With the eCommerce phenomenon turning traditional retail on its head, a property company has indicated the real gain of the proposed merger could be in combined warehouse portfolio, as opposed to retail units.

Len Rosso, head of industrial & logistics at Colliers International said: “The integration of Sainsbury’s and Asda’s respective industrial infrastructures across the country will not only achieve significant economies of scale, and therefore big savings, but there is also a great opportunity to reduce their supply chain costs.

“The phenomenal growth of industrial market in the last few years as a result of eCommerce means their large warehouse portfolios could be worth more than their retail units, providing real cash benefits. With industrial yields at historic lows, these assets could provide better returns to investors than their shops.”

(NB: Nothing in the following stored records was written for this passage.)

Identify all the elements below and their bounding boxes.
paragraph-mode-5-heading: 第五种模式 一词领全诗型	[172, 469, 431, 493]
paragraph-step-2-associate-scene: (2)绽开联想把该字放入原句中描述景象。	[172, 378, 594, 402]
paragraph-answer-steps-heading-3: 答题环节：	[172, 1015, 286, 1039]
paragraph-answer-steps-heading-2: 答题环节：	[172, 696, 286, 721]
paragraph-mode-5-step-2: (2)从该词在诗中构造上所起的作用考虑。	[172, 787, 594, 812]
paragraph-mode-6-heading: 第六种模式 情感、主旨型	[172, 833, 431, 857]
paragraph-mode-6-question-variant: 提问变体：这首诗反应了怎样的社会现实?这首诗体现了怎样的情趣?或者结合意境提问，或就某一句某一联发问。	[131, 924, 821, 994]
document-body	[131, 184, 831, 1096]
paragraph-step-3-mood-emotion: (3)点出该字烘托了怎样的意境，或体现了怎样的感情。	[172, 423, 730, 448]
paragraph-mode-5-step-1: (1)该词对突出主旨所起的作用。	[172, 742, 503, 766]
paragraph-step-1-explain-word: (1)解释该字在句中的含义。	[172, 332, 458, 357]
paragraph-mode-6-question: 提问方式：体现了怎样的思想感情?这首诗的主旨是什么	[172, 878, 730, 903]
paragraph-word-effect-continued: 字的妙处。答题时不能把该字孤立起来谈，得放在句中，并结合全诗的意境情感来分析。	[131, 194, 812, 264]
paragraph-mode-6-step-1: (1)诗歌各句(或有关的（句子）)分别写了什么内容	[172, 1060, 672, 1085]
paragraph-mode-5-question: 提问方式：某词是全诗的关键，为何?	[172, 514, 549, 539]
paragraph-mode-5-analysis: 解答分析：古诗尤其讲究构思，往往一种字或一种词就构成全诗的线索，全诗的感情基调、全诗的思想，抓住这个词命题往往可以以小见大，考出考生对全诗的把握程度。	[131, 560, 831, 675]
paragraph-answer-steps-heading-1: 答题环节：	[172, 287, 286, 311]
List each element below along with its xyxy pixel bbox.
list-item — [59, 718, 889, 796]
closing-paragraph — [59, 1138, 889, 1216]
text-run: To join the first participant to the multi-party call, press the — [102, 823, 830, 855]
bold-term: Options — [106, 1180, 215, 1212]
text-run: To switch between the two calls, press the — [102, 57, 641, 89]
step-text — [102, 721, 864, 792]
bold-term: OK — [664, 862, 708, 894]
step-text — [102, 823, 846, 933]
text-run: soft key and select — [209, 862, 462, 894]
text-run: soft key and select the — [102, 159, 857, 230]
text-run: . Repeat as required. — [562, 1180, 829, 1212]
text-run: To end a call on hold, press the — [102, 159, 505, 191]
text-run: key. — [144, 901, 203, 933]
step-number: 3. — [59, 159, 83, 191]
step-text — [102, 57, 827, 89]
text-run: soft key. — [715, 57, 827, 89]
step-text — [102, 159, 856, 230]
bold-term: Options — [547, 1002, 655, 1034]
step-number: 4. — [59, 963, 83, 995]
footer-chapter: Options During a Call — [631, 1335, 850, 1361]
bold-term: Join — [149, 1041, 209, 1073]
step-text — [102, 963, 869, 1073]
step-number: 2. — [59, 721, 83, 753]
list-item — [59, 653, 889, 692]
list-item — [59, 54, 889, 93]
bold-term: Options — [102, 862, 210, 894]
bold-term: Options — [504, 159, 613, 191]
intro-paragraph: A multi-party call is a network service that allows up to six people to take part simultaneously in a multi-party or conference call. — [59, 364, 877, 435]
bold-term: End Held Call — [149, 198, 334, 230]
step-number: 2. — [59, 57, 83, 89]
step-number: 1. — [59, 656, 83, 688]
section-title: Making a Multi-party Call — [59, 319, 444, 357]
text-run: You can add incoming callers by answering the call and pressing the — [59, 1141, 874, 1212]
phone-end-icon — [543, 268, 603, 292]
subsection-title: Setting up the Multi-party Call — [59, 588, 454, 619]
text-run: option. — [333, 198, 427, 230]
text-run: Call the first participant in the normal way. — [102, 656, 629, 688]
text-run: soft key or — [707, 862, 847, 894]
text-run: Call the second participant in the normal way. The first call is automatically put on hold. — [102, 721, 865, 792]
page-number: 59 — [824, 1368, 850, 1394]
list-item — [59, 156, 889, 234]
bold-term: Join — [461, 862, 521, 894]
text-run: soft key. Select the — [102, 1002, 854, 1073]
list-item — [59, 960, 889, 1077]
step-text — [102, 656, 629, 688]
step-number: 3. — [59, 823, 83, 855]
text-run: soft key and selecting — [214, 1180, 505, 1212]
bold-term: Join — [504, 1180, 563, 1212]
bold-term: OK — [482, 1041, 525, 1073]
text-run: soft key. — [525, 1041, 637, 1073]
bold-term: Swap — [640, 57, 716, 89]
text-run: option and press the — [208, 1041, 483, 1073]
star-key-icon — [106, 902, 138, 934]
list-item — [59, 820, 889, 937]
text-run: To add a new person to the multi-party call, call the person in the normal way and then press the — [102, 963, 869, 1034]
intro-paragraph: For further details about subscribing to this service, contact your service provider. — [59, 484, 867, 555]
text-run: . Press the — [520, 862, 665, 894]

Sainsbury and Walmart have agreed terms in relation to a proposed combination of Sainsbury's and Asda.

The combination will result in Walmart holding 42% of the issued share capital of the Combined Business and receiving £2.975 billion of cash (subject to customary completion adjustments), valuing Asda at approximately £7.3 billion on a debt-free, cash-free and pension-free basis. At the time of completion of the Combination, Walmart will not hold more than 29.9% of the total voting rights in the Combined Business.

The Combination will create one of the UK’s leading grocery, general merchandise and clothing retail groups, with combined revenues of c.£51 billion for 2017.